5 Essential Drone Shots

The following essential drone shots are courtesy of Pond5. These and other aerial shots may be purchased directly from https://www.pond5.com. While there are many variations of these shots, aerial cinematography can be broken down to five basic shots.

Essential Drone Shots

1. Aerial Pan Shot

On a tripod a pan is made just by moving the camera on a vertical axis from one side to another from left or from right. The viewer can see a very wide view of the landscape. An aerial pan can be made while the drone is hovering one spot. It can also be moving forward, back or to the side while panning. The aerial pan could follow a person or object moving from left to right or vice versa. Or it might simply reveal more the background. The aerial pan shot is a good way to highlight the landscape and show proximity to the surroundings. Panning left to right and then right to left provides more options in post.

Boston Aerial by BenLynn

2. Tracking Shot

A tracking shot is moving parallel to a person or object which is also moving. A tracking shot is most often what you see when you watch a horse race or a football back running toward the goal. Like a ground-based tracking shot, the aerial version requires some coordination to keep the camera moving at the same speed and direction as the subject.

Ferrari on Racetrack, Tracking Shot by BigPicture

3. Pedestal Shot

A pedestal shot began with a camera crane moving the camera, for instance, from inside a crowd of people straight up so the camera sees how large the crowd is and where it is situated. The pedestal shot usually wants to reveal something which only visible from a higher vantage of the same position. An aerial pedestal shot may simply reveal more of the background, but it can also be used to reveal something that was not visible from the lower view. Keeping the drone in the same position, not flying forward or back, then simply adjust the altitude to make it go straight up.

Aerial – Rising Through the Clouds by Airman

4. Fly Over

A flyover can work as an establishing shot to indicate where and what time the following scenes take place. Flyovers can simply be beauty shots like the many flyover night shots of New York City. A lyby cn work with a pan or tilt or just be locked off.

Flyovers between scenes can, like a dissolve, evoke a sense that time is passing, though the location of the following scene is the same as the previous scene. In the TV show “Two and a Half Men,” the flyover of the beautiful beach next to Charlie’s house was used in just that way.

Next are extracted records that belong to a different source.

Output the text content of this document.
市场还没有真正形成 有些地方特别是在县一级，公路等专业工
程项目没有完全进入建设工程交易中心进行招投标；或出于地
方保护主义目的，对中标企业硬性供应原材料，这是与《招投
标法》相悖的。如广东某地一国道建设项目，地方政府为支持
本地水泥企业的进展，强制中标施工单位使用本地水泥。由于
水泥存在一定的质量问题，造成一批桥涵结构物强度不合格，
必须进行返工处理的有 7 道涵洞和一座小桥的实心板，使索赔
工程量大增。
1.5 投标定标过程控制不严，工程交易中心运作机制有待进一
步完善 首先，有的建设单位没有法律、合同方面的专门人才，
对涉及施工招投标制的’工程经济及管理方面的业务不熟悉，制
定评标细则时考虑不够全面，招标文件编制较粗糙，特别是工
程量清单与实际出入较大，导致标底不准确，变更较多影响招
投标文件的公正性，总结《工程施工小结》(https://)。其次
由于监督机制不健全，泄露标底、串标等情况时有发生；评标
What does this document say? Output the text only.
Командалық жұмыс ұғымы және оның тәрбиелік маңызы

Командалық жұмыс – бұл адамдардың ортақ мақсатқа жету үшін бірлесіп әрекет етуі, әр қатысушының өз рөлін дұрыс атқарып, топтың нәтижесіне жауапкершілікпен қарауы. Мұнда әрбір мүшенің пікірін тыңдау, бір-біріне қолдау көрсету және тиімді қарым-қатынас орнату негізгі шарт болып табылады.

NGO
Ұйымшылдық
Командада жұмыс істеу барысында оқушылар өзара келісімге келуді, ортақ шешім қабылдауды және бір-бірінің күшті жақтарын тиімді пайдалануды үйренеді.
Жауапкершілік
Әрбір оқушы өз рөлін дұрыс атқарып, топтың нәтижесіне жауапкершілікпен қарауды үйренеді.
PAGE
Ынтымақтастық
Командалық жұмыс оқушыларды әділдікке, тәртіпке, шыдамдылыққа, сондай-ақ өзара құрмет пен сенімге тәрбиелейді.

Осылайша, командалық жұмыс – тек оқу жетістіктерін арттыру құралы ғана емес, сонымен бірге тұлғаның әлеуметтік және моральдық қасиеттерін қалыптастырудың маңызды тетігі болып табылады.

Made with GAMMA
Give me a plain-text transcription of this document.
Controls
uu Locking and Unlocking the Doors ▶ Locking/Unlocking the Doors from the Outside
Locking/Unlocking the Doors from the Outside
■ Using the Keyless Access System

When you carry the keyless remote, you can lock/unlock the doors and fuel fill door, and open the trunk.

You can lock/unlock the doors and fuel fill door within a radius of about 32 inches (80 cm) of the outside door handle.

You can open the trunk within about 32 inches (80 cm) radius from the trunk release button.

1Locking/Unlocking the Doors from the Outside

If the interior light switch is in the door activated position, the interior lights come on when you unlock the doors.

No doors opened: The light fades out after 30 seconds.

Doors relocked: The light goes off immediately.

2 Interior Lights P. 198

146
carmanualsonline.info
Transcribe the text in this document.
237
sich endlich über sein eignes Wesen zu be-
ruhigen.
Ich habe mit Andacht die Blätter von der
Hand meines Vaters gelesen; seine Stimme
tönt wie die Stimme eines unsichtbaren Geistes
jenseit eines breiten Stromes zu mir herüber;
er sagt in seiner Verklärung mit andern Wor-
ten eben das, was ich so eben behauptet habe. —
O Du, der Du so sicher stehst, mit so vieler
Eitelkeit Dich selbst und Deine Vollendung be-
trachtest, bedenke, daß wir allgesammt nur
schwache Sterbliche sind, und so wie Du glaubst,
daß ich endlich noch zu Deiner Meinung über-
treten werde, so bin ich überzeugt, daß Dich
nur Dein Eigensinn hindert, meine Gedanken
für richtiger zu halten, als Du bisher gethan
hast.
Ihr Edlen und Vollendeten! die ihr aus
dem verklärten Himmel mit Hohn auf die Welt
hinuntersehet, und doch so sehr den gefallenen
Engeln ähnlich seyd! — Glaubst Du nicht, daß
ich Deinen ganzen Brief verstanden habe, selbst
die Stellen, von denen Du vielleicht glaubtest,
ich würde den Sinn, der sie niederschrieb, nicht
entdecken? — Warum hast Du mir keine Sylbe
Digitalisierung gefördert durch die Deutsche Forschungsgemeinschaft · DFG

Flying Over and Looking Down at Soccer Field by VIAFilms

5. Reveal Shot

The shot is composed to show just part of a scene. When the camera moves a wider view reveals something else that in a suspense film if usually bad news for the protagonist.

An aerial reveal often starts by flying low to the ground, pointing down with the aircraft pointed toward the subject. When you tilt up, you reveal the subject.

Aerial Shot Along Mountain Ridges by OUTDOORLife

Keep an eye out for shadows and other distractions in the shot. After you’ve made the one or two shots you had planned, use the remaining battery time to explore. You never know what you might discover when you are above the trees.

Editing these shots can be pretty easy since it works well to cut on motion. But if the intention was to stop movement on a particular view, you’ll want to plan and rehearse that stopping point. These essential drone shots are often used to open a scene or close it.